You see, limited with humanity, Jesus could not be everywhere at the same time ... and you cannot either. If you get too stretched trying to do too many things, you will not be effective at anything.
Even the early church leaders realized that they could not do everything that they were being called on to do. They were so busy waiting tables and performing other tasks that they were neglecting to do their very first work--spending time in prayer, and studying and sharing God's word, which is the method that grew the church exponentially in the first place. This is why the disciples were impressed by the Lord to appoint deacons--so they could delegate some of the work.
We can learn a lesson from Jesus and the disciples. We cannot be everywhere at one time, and we cannot do everything that everyone asks us to do. We must make time for the most important work, and that is spending time with God. Remember, God is the One who has called us to the church; He has a plan whereby you can best serve Him. As you take time to pray and seek His direction in His Word, ask Him to put on your heart which program(s) He wants you involved in.
Let me leave you with this thought. Zechariah 4:6 reminds us that it is not by our might, nor our strength, nor even our attendance at programs that the work will be finished.

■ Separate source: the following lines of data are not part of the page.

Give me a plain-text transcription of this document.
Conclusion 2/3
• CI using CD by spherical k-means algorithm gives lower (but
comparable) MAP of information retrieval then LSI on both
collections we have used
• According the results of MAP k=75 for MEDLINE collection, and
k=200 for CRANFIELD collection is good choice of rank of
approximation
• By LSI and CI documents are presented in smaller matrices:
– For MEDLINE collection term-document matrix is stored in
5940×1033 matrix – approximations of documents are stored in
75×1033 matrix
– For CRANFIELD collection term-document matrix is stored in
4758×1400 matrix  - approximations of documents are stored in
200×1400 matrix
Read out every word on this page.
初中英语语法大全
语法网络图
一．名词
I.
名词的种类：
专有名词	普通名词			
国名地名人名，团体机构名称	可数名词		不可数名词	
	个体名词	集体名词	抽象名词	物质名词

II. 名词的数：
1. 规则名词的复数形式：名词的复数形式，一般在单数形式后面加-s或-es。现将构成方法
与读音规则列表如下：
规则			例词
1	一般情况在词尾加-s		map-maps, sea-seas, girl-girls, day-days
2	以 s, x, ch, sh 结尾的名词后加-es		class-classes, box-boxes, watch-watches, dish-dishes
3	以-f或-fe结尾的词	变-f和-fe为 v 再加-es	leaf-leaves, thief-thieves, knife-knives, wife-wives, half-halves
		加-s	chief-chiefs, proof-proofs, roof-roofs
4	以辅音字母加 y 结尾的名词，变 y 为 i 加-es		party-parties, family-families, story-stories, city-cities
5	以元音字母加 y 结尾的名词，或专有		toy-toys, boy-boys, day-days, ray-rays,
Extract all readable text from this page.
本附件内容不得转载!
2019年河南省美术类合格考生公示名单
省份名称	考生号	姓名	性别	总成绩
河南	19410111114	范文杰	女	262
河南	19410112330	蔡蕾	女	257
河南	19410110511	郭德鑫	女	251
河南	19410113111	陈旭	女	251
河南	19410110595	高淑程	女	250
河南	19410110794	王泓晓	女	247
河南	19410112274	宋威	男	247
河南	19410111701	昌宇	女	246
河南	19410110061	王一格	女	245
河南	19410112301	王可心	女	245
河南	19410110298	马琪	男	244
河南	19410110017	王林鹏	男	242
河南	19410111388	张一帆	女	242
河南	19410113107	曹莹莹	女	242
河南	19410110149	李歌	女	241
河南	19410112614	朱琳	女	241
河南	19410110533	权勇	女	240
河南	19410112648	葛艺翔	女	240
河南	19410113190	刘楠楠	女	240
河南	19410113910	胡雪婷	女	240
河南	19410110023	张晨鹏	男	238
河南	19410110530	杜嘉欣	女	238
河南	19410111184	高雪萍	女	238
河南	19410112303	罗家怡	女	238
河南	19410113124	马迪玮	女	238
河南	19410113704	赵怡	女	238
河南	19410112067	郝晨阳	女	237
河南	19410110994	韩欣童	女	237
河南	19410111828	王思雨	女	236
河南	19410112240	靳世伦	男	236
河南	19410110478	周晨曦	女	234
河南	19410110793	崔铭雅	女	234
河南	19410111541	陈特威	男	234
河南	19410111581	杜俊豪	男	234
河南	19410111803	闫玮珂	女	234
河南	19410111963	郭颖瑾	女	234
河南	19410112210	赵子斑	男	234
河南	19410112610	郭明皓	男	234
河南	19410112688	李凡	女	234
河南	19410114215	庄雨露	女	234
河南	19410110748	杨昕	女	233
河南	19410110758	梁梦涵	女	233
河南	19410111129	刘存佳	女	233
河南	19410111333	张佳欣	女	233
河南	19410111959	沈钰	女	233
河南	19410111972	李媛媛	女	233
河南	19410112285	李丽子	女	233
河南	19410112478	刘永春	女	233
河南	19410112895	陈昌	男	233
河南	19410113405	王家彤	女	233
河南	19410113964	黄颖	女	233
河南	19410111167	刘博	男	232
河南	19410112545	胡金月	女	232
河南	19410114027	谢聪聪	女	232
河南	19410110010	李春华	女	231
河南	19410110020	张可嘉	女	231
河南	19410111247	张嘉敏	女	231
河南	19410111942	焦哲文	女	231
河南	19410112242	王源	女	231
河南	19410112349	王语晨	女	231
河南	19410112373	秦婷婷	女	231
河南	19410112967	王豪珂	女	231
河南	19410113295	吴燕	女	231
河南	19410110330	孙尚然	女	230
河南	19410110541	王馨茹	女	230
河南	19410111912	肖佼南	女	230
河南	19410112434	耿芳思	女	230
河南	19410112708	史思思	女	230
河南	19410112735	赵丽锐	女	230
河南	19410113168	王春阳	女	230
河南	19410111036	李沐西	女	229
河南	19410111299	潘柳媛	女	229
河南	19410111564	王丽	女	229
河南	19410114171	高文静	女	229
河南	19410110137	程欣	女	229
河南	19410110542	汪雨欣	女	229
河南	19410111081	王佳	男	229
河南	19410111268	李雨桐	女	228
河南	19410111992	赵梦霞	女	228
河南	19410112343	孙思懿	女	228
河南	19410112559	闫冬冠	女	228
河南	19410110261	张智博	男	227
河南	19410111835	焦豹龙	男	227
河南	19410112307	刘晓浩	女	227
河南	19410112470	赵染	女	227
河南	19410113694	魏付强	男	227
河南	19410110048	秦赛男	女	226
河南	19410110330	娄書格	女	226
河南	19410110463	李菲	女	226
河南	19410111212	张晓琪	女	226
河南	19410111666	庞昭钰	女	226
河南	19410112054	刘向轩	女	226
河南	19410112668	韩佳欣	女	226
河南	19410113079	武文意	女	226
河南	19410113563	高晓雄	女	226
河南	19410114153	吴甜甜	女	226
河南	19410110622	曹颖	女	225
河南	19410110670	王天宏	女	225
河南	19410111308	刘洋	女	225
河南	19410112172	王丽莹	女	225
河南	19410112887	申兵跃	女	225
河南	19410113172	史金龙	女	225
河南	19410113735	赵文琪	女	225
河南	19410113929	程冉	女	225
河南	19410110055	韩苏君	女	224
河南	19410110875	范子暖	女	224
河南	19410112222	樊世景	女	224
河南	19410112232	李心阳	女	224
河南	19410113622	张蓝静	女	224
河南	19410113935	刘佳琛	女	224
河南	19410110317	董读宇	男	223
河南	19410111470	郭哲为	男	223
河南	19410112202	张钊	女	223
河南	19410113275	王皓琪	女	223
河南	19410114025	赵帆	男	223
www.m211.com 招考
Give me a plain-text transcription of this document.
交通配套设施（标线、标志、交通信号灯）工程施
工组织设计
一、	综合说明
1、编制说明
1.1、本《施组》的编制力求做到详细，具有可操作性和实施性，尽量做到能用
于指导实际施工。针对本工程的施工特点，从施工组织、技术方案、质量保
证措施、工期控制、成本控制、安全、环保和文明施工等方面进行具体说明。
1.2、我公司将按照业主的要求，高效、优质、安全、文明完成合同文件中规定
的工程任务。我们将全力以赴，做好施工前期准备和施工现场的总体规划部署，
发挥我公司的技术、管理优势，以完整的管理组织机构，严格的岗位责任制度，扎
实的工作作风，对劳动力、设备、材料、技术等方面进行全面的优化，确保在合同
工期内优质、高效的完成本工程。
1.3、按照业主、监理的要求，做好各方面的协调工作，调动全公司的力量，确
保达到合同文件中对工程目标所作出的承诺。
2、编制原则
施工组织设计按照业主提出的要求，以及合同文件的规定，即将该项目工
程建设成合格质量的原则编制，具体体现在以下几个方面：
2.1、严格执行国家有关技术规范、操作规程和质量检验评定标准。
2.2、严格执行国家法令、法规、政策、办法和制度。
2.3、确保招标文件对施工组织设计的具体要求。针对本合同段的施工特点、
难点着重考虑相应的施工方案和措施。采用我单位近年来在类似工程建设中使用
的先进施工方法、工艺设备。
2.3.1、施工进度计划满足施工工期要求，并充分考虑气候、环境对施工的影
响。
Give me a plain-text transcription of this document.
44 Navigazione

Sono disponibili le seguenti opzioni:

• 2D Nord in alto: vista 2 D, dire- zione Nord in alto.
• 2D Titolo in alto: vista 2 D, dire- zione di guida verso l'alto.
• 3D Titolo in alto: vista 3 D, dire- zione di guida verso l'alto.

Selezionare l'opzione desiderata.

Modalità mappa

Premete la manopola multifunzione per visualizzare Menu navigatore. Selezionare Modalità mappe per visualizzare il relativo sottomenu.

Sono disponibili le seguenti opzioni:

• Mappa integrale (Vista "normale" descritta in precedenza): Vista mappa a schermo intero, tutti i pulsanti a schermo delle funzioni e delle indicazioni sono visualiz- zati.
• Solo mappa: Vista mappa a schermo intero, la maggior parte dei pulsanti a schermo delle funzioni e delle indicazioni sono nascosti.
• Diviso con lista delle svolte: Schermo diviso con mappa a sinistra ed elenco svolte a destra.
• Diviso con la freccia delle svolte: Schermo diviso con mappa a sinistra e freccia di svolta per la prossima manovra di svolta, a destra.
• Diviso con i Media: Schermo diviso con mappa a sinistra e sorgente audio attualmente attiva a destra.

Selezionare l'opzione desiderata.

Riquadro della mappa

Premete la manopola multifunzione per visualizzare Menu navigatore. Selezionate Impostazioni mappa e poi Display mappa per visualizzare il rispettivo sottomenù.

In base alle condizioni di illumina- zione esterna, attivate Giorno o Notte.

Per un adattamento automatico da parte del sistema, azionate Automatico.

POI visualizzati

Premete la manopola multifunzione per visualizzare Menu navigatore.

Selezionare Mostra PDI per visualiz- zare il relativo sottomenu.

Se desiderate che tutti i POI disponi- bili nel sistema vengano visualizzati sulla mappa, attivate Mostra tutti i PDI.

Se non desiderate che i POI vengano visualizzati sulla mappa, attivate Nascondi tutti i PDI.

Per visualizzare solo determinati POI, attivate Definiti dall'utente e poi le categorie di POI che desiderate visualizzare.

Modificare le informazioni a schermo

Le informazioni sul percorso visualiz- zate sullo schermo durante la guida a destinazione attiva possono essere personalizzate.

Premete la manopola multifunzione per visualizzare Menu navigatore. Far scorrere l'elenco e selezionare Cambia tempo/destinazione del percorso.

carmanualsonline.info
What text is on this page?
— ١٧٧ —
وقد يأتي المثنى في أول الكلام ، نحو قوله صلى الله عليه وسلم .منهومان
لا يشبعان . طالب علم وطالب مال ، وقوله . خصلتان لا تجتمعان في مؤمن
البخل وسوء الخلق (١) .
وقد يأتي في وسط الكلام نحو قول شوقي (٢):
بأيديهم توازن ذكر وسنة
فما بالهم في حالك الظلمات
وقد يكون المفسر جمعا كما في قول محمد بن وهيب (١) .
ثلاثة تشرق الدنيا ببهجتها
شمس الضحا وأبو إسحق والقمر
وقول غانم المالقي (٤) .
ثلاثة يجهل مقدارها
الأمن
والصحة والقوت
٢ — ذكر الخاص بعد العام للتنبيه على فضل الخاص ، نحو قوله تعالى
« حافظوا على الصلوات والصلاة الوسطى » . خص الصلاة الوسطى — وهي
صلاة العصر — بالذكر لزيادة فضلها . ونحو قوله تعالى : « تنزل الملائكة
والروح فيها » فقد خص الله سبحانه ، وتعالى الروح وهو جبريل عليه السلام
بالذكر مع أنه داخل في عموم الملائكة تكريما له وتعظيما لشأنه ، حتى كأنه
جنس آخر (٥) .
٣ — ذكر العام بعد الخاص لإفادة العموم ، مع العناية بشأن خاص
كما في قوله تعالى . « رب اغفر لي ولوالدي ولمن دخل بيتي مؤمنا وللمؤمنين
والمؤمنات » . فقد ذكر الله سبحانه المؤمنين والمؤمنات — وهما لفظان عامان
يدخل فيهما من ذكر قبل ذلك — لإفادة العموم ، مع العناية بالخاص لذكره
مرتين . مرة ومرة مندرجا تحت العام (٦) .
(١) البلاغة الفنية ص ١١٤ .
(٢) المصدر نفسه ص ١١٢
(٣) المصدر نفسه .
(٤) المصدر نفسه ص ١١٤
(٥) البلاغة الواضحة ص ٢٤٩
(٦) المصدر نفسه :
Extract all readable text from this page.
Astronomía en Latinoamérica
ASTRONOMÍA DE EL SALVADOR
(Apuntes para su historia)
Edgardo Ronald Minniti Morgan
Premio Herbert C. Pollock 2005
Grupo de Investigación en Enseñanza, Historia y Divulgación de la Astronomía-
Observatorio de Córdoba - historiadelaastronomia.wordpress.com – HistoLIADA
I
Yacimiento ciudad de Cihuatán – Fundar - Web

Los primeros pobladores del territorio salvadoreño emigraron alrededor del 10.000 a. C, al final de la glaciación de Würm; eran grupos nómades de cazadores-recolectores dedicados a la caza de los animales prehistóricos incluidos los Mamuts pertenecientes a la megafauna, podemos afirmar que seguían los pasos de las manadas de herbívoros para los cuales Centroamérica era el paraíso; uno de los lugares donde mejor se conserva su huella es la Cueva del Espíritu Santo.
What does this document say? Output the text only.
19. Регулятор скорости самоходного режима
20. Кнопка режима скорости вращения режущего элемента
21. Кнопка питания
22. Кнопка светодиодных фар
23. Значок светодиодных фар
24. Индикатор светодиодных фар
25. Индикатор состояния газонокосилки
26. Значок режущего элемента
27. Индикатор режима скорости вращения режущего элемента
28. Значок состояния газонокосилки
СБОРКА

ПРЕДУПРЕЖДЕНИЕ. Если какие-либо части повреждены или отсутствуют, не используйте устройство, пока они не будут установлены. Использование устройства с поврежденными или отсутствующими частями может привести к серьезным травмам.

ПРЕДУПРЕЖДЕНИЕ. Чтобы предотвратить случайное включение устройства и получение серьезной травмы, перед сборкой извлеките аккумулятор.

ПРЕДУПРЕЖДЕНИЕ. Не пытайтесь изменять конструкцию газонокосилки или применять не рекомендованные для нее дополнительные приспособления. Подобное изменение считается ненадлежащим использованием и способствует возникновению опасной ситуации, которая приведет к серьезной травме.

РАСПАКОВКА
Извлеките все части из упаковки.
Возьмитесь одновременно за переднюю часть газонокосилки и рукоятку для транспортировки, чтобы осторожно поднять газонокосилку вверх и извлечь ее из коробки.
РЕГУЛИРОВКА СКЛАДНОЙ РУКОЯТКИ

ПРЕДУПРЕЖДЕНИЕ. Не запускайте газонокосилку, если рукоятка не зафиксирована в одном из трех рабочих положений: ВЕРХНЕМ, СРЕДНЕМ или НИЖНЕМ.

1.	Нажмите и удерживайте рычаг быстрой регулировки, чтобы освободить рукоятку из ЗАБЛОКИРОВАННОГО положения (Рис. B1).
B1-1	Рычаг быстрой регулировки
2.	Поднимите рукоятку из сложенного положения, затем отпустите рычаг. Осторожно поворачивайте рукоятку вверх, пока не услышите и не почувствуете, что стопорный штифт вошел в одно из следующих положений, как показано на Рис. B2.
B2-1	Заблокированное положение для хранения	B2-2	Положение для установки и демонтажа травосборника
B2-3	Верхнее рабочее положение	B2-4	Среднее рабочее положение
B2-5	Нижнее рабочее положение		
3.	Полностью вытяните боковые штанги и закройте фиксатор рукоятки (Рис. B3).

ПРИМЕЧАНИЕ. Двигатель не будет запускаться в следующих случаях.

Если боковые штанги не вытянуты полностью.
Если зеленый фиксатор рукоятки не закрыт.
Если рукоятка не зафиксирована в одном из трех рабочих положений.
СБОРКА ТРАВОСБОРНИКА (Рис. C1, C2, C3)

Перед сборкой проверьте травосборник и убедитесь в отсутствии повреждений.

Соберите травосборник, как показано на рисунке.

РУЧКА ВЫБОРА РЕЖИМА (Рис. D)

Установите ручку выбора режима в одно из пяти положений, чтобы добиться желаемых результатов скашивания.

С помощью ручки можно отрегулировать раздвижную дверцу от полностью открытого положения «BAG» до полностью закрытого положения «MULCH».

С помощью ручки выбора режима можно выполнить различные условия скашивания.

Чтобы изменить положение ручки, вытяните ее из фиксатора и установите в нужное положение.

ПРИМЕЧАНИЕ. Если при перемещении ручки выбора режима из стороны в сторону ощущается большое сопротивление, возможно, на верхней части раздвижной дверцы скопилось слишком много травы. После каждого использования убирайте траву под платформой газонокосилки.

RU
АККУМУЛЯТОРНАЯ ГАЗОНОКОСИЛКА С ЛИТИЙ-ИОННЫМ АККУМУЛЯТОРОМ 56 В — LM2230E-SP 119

It is by God's spirit!
Church members will most likely continue to have unrealistic expectations of the pastoral family. If we order our lives to please everyone, we easily set traps of becoming slaves to people's opinions. We must not allow ourselves to become sidetracked with worries that we are not measuring up to the expectations of others, much less our own. As we rely more on God and less on ourselves, He cna finish the work and equip us to be effective in our homes, jobs, churches, and community. That will be the best blessing we can offer our congregations!